After brushing my teeth and washing my face, I reach for my hairbrush, running it through my hair, but my attention is on Silas through the mirror.

He rinses his mouth of toothpaste, though his shoulders remain tight.

All I can see is the exhaustion in his eyes, the weight pulling at the corners of his mouth. He grips the edge of the sink, knuckles white against the marble.

“What?” Silas demands, those cold eyes meeting mine in the reflection. “You’ve been staring at me like you have something to say.
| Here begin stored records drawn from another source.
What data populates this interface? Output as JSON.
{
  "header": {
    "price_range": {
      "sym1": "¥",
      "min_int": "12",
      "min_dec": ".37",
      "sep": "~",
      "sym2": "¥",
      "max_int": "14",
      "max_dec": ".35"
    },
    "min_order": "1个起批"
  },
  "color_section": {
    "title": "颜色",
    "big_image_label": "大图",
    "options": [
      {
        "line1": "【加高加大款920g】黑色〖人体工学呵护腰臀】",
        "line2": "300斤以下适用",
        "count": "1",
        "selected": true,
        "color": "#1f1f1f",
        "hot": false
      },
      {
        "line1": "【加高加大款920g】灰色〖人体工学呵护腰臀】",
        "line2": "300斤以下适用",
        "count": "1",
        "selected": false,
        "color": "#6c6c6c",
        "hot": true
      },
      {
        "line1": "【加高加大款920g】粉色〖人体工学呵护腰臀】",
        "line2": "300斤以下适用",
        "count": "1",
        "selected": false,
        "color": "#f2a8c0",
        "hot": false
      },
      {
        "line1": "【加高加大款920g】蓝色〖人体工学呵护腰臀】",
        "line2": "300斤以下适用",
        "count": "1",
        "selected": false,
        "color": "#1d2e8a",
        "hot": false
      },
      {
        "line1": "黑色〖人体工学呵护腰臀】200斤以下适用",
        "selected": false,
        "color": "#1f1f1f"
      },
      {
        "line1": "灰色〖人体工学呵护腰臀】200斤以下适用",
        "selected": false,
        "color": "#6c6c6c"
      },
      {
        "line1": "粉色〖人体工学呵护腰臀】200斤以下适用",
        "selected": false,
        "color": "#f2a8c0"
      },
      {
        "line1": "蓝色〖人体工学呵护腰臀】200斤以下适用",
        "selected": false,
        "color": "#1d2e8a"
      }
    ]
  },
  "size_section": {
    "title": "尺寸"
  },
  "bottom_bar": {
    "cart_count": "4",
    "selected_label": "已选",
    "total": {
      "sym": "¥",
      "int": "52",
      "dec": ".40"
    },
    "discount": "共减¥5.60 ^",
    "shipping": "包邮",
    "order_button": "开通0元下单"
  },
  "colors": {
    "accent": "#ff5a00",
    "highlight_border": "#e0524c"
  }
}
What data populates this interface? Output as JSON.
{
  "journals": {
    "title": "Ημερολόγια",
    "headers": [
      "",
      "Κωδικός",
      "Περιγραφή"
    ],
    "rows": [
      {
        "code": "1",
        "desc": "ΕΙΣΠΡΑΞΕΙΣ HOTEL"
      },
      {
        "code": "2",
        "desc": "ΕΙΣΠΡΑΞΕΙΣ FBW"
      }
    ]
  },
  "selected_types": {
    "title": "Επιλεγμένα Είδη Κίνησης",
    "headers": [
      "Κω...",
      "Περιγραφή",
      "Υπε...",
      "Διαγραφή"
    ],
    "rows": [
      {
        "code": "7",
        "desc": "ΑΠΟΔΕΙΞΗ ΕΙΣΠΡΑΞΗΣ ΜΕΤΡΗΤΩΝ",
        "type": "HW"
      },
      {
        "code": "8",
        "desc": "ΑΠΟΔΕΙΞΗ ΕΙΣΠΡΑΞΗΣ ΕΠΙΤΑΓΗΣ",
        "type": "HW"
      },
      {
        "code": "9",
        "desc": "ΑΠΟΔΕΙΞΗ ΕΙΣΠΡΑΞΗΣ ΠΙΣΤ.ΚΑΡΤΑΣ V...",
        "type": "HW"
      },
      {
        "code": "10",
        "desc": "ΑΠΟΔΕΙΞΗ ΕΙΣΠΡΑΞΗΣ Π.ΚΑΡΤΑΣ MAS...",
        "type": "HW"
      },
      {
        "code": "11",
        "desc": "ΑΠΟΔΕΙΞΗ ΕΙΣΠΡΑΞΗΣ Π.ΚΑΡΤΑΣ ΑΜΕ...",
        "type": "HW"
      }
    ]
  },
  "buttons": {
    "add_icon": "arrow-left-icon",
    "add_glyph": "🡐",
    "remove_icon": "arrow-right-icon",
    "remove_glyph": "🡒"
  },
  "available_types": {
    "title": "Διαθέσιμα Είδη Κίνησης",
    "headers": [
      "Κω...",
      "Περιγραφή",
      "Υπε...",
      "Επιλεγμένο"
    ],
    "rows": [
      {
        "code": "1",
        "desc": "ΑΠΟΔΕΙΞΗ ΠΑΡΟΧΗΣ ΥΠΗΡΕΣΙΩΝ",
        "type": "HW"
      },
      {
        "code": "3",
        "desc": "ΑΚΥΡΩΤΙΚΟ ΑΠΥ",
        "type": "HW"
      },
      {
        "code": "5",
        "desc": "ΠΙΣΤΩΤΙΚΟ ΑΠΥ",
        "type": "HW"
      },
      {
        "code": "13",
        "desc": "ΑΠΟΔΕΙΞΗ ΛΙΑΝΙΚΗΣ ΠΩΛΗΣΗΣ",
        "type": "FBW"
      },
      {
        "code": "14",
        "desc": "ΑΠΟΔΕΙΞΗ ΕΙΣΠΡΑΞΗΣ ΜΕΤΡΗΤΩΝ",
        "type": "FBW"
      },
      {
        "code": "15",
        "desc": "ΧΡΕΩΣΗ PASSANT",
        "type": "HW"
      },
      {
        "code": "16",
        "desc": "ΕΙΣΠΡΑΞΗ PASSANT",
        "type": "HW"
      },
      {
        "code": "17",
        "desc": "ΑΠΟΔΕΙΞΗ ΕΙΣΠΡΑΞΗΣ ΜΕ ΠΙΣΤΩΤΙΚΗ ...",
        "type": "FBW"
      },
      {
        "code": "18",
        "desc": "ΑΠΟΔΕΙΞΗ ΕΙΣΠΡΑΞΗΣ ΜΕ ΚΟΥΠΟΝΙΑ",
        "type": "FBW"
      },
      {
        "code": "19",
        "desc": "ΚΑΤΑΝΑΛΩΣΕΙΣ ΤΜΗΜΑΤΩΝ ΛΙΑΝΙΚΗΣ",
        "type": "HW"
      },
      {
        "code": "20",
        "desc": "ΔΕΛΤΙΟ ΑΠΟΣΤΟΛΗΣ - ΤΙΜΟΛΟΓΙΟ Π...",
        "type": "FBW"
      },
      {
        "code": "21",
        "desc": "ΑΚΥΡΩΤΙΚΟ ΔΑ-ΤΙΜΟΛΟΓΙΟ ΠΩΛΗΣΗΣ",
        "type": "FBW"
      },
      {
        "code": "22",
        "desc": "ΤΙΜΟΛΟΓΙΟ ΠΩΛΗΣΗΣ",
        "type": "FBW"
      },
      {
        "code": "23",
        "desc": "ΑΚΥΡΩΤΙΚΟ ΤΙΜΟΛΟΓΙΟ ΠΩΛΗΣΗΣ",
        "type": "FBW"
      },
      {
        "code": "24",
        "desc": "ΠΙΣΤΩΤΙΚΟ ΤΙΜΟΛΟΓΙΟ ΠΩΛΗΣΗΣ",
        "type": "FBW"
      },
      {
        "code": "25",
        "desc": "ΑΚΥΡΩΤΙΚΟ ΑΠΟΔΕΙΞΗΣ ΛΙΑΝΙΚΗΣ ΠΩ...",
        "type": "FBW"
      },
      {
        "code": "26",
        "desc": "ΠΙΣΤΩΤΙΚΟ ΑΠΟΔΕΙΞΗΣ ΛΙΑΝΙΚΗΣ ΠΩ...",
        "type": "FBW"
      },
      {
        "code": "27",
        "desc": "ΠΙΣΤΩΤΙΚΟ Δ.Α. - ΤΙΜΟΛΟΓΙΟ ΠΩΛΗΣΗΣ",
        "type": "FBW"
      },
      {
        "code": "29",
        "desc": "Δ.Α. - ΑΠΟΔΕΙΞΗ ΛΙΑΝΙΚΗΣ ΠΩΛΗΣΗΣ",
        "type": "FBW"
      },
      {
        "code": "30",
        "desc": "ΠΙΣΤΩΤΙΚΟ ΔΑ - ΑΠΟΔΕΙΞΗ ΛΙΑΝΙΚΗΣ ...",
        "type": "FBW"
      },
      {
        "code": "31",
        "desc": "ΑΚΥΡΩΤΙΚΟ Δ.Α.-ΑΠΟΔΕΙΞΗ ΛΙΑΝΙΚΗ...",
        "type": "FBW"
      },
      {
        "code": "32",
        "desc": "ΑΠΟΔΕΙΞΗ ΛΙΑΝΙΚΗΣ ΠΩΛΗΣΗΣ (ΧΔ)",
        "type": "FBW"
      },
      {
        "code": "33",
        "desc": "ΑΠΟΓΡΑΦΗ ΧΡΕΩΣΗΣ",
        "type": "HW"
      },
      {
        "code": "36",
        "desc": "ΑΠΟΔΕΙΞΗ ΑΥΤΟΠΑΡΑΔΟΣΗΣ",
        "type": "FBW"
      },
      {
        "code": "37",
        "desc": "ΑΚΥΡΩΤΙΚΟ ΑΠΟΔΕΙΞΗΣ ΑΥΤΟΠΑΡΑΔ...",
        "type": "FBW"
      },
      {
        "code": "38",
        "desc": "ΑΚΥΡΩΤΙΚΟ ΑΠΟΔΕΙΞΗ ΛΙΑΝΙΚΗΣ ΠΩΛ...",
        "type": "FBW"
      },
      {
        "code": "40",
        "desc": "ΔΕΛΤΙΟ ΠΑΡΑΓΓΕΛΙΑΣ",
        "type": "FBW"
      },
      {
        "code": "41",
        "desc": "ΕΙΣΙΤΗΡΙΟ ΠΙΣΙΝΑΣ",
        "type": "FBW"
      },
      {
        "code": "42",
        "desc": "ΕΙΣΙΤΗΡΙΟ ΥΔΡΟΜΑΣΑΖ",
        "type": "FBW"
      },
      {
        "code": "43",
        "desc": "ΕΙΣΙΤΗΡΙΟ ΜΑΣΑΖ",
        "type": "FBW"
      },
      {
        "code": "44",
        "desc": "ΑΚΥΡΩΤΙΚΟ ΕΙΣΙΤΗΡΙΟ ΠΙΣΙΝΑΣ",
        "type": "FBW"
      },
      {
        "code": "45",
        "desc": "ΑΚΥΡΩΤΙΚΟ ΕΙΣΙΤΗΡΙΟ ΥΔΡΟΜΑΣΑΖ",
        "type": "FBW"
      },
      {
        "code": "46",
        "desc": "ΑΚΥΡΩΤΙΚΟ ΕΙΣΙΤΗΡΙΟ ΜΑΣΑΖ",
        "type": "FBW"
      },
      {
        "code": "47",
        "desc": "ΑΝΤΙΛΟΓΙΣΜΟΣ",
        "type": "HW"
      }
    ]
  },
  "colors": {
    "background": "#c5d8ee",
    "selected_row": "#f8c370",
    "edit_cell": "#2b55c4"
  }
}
So say it.”

I freeze. “I…” The words get lost somewhere between my brain and my mouth.

He despises it when I hold back, but if I don’t, how will he not hate me ?

“Well?” he presses, his voice harsher now.

I take a breath, lowering the brush to the counter. “I’m worried about you,” I say quietly.

He scoffs, turning away from the mirror. “I’m fine,” he mutters as he moves toward the towels hanging next to the bathtub, busying himself by unfolding one he doesn’t need.

“You’re not fine,” I counter, turning to face him. “And I understand why. But this—” My hand gestures vaguely toward him, “—isn’t sustainable.”

He tosses the towel onto the edge of the tub. “What do you want from me?”

“I just want you to let yourself feel it,” I answer. “This isn’t just another problem to fix, Silas. It’s your family. Your father .”

His bitter chuckle cuts through me. “That’s not the problem. The problem is that while I’m trying to figure out how to handle all of this, you’re judging everything I do. The way you looked at me during dinner proves it.”

My breath catches. “I think Natalie’s suggestion tonight was impulsive,” I say truthfully. “And dangerous.”